Bienvenue à Berlin

Le blog de Bertrand Gallicher


Obama, ouf ! et après ?

Evènement

Comme l’ensemble de la presse mondiale, les journaux allemands saluent l’élection de Barack Obama à la Maison Blanche. Mais par rapport à leurs confrères étrangers, ils ratiocinent moins sur la couleur de peau du président élu -qui faut-il le rappeler n’est pas noir mais métis- en s’interrogeant davantage sur ses projets et sur sa marge de manoeuvre face à la situation désastreuse que lui laisse l’administration Bush. Dans son principe, cette attitude frappée au coin du bon sens rappelle les éditoriaux qui avaient suivi la désignation d’Angela Merkel à la Chancellerie à l’automne 2005. Quant nombre de journaux français faisaient des gorges chaudes sur l’élection d’une femme à la tête de l’Allemagne, la presse ici se demandait surtout comment cette Ossie -c’est-à-dire originaire de RDA- poursuivrait le redressement économique hérité des années Schröder. Pour la plupart des éditorialistes allemands, la question n’est pas d’être blanc ou noir, homme ou femme, mais quelle politique incarne celui qui vient d’être élu, et quels intérêts il va servir. 

Le 24 juillet dernier, celui qui n’était encore que le candidat démocrate avait fait un tabac à Berlin en réunissant  200.000 personnes autour de la Siegessaüle, la colonne de la victoire, dans le centre-ville. Un moment fort de son passage en Europe, censé le positionner sur la scène internationale et qui avait fait enrager les Républicains pour lesquels un président aussi populaire parmi les Européens ne peut qu’être suspect. Aujourd’hui, les journaux allemands respirent. Ce succès de Barack Obama dans la capitale allemande, même s’il est anecdotique au regard des critères qui ont décidé les électeurs américains, n’a donc pas plombé sa campagne électorale.
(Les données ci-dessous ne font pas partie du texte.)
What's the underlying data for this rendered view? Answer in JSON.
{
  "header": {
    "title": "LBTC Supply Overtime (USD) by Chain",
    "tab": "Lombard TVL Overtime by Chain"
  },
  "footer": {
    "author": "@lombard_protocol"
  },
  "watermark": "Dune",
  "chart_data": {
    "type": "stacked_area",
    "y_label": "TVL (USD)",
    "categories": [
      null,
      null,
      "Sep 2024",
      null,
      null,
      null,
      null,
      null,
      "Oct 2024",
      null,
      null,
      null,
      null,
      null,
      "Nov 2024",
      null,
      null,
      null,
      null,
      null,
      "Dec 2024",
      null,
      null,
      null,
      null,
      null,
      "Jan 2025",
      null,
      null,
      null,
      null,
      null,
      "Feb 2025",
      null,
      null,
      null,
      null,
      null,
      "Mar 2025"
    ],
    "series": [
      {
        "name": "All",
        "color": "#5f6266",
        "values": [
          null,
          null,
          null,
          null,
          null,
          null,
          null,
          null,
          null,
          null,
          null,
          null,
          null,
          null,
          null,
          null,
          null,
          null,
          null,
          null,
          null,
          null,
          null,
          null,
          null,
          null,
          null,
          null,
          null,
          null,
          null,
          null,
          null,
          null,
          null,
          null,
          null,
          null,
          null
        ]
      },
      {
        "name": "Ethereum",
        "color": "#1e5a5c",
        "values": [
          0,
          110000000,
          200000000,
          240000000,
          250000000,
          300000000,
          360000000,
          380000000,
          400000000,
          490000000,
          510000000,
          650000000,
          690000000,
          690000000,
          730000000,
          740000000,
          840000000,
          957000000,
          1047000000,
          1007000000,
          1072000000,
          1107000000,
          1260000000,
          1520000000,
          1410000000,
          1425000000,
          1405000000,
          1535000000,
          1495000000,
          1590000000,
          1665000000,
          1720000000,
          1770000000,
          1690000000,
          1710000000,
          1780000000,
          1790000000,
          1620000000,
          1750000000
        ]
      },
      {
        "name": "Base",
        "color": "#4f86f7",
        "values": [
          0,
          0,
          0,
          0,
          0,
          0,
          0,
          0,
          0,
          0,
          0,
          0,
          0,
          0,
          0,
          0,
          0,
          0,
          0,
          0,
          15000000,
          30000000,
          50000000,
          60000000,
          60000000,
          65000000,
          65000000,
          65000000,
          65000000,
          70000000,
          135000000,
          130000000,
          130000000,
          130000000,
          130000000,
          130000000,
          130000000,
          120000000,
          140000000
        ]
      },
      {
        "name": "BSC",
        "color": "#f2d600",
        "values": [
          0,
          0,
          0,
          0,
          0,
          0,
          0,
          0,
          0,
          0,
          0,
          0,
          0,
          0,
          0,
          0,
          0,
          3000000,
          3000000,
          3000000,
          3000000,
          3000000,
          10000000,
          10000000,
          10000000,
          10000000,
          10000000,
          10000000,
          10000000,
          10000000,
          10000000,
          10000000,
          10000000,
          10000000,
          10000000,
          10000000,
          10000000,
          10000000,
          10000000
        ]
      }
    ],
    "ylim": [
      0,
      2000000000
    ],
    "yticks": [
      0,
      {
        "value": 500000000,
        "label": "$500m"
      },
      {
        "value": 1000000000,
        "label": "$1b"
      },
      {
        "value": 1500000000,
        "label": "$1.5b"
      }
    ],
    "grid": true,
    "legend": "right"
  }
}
En filigrane, le soulagement perceptible de la presse allemande tient aussi à la déroute de John McCain, définitivement renvoyé aux oubliettes de l’histoire. Celui qui a tenté contre toute évidence de faire croire qu’il n’avait pas soutenu -avec enthousiasme et pendant huit ans- l’essentiel des pires choix politiques de son ami George Bush, celui qui dans tous ses meetings se rêvait en “commandant en chef”, qui trépignait d’impatience à l’idée de diriger l’armée la plus puissante au monde, l’époux de la richissime Cindy -héritière d’un empire de distribution de bière- John McCain donc, est déjà redevenu un petit notable adulé en Arizona.

Obama reste un point d’interrogation pour les Allemands, qui ne cultivent pas l’idôlatrie et jugent sur pièces. La plupart des  journaux ici espèrent davantage que les formules fédératrices et les slogans habilement tournés du président élu, dont nul ne conteste l’exceptionnel talent politique et le charisme. L’ouverture d’esprit du futur dirigeant américain ne fait pas non plus le moindre doute. La presse allemande sait aussi qu’il faudra compter avec sa détermination. Par exemple sur la question de l’Afghanistan, où il attend des Allemands un engagement militaire plus important et un redéploiement vers les zones les plus dangereuses du sud du pays. Ce sera l’un des sujets majeurs de ses entretiens avec Angela Merkel qui l’a déjà invité à revenir à Berlin.